Literature Review: Bluets

by Carl Strang

One of the papers I found most interesting in this year’s literature review had to do with damselflies (Siepielski, Adam M., Ken-Lou Hung, Eben E.B. Bein, and Mark A. McPeek. 2010. Experimental evidence for neutral community dynamics governing an insect assemblage. Ecology 91:847-857).

Familiar bluet. I can believe that this one is ecologically interchangeable with most of the others.

In particular they focused on the 34 species of North American bluets that live in lakes with fish in them (among both dragonflies and damselflies there are a few species that live only in the relatively few bodies of water in which nymphs are free of predation pressure by fishes). Using a variety of experimental, observational and comparative methods, the researchers concluded that the nymphal stages of all these species are completely interchangeable. Competition, separation into different chunks of niche space, differential avoidance of predation, none of these processes apparently separate these bluets ecologically.

Tule bluet. This species, on the other hand, in my experience sticks to the larger, more open lakes.

These bluets as a group are, however, separated from the forktails, a different group of similar-sized damselflies. Bluets are better at avoiding predators, while forktails are more efficient “at converting prey into their own biomass.” I’m not entirely sure what that means; perhaps being more predation prone, they need to be able to get by on less food and so minimize their own exposure.

Eastern forktail. The authors seem to believe that the forktails likewise are ecological equivalents. Someone needs to get the data.

If the larvae are all alike, perhaps the adults are ecologically subdivided? Siepielski et al. didn’t look into this, but they pointed out that the damselflies live in their adult stage for an average of only 4 days, compared to most of a year as nymphs. The diversification of bluet species “seem[s] to have been driven primarily by sexual selection for differentiation in reproductive structures and little else.”

Slender bluet. Another question is, why are some species much more common than others? I run into a lot more familiar bluets than slender bluets.

They suggest that similar neutral community dynamics may operate commonly among insects, given the many sibling species groups. This raised my own metaphoric antennae, as many singing insects (cicadas, crickets and katydids) belong to clusters of sibling species. Along the way, Siepielski et al. mentioned the interesting fact that dragonfly nymphs have been shown elsewhere to feed negligibly on bluet nymphs.

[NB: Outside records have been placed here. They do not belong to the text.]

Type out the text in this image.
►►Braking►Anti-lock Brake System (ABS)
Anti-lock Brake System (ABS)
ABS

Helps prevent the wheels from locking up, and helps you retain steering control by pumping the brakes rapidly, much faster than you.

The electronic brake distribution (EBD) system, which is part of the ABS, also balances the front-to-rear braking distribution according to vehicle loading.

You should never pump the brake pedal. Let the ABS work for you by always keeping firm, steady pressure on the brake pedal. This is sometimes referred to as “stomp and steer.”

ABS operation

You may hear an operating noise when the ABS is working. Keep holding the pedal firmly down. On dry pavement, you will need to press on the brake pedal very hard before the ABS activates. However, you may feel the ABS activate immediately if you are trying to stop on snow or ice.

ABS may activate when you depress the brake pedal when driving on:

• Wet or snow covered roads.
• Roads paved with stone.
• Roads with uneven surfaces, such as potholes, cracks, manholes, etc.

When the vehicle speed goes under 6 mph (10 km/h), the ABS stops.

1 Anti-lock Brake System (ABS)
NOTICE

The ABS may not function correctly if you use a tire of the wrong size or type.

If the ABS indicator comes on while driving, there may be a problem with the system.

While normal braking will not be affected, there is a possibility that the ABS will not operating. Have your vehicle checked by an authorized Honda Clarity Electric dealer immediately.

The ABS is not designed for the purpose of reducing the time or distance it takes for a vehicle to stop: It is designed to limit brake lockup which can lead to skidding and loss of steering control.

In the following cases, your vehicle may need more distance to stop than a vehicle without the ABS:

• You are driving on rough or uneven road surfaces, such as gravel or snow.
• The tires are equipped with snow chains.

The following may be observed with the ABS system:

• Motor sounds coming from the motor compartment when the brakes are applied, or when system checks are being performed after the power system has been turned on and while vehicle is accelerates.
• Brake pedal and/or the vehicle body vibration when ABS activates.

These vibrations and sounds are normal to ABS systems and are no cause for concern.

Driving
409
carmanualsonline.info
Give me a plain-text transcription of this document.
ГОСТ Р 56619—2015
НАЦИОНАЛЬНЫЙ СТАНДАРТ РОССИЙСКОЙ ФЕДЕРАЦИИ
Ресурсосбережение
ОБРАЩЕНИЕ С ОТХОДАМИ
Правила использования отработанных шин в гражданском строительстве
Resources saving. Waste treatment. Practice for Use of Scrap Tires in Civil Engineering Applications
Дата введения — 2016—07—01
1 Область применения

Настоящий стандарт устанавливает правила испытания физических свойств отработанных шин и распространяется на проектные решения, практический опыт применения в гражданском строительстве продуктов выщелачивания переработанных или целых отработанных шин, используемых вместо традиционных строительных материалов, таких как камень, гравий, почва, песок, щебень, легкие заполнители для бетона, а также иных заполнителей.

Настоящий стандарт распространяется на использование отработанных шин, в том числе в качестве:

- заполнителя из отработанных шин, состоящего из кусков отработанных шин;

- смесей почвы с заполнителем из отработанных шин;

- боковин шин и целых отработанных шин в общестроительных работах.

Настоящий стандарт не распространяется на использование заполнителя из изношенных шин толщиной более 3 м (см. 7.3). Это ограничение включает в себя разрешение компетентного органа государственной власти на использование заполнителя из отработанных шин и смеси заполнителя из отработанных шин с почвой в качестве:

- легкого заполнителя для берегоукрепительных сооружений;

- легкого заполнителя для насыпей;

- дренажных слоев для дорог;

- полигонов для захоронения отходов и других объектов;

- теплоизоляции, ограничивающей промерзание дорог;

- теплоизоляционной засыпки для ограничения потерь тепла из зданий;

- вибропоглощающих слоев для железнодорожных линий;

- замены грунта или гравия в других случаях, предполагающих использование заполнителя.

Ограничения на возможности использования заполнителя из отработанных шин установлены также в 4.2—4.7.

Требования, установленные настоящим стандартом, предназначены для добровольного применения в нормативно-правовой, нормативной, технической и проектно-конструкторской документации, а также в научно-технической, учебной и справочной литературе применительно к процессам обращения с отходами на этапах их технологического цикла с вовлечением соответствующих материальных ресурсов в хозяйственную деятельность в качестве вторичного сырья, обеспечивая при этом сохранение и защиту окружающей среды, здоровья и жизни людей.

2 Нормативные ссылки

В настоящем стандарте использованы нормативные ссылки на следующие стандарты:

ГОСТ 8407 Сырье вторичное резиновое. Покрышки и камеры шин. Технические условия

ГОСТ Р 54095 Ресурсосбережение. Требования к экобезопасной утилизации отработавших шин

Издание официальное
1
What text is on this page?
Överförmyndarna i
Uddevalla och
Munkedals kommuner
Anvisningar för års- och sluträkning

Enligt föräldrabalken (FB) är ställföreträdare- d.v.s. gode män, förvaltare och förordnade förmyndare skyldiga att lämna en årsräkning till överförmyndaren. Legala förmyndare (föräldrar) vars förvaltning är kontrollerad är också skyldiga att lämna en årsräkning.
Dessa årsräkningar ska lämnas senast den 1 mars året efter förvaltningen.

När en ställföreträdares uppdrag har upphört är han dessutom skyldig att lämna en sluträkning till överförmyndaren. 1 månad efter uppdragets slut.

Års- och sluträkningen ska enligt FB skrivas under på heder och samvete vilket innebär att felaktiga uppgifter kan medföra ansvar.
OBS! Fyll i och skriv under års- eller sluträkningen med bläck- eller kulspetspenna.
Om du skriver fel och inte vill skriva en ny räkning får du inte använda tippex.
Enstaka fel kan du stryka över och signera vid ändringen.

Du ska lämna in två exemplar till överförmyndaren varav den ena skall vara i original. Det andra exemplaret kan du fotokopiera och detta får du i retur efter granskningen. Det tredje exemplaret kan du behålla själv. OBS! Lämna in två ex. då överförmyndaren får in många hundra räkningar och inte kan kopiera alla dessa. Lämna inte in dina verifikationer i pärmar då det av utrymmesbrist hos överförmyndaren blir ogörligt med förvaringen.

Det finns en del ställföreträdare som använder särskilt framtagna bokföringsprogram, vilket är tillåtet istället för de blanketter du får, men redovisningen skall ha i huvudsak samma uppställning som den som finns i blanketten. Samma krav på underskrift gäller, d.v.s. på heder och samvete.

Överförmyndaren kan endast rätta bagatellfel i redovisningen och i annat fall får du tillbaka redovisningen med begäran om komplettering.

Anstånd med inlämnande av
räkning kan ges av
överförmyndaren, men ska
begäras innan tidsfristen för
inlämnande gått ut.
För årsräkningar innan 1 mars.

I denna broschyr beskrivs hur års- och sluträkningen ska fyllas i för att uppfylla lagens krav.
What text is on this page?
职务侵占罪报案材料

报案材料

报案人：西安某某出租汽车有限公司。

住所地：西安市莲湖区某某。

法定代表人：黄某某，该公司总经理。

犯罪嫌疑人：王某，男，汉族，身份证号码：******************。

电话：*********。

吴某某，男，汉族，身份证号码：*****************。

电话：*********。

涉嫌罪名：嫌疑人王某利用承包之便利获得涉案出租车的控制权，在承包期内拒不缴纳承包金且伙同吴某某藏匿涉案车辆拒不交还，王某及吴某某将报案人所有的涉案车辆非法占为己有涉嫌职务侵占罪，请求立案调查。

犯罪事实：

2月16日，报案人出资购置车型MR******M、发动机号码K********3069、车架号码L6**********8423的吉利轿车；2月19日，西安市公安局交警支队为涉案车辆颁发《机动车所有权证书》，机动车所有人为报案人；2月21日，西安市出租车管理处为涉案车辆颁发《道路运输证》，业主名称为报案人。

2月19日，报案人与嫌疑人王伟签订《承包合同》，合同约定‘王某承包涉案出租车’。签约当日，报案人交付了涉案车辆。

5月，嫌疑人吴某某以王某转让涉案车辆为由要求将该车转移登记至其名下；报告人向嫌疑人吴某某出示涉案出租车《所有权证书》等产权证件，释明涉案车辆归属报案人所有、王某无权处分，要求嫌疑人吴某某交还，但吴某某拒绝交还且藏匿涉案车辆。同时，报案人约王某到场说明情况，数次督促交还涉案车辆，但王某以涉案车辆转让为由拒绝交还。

Orange bluet. On the whole I accept these results, but as hinted in the above captions, there may be a little more complexity to this story.

A related theoretical paper published this year (Van Doorn, G. Sander, Pim Edelaar, and Franz J. Weissing. 2009. On the origin of species by natural and sexual selection. Science 326:1704-1707) developed a model that supports the possibility of sympatric speciation where female selection of mates produces divergence. It requires the appearance of identifiers (e.g., color patches) that correlate with the different subpopulations. Females in the different environment patches then are favored to the extent that they identify and mate with the appropriate local males.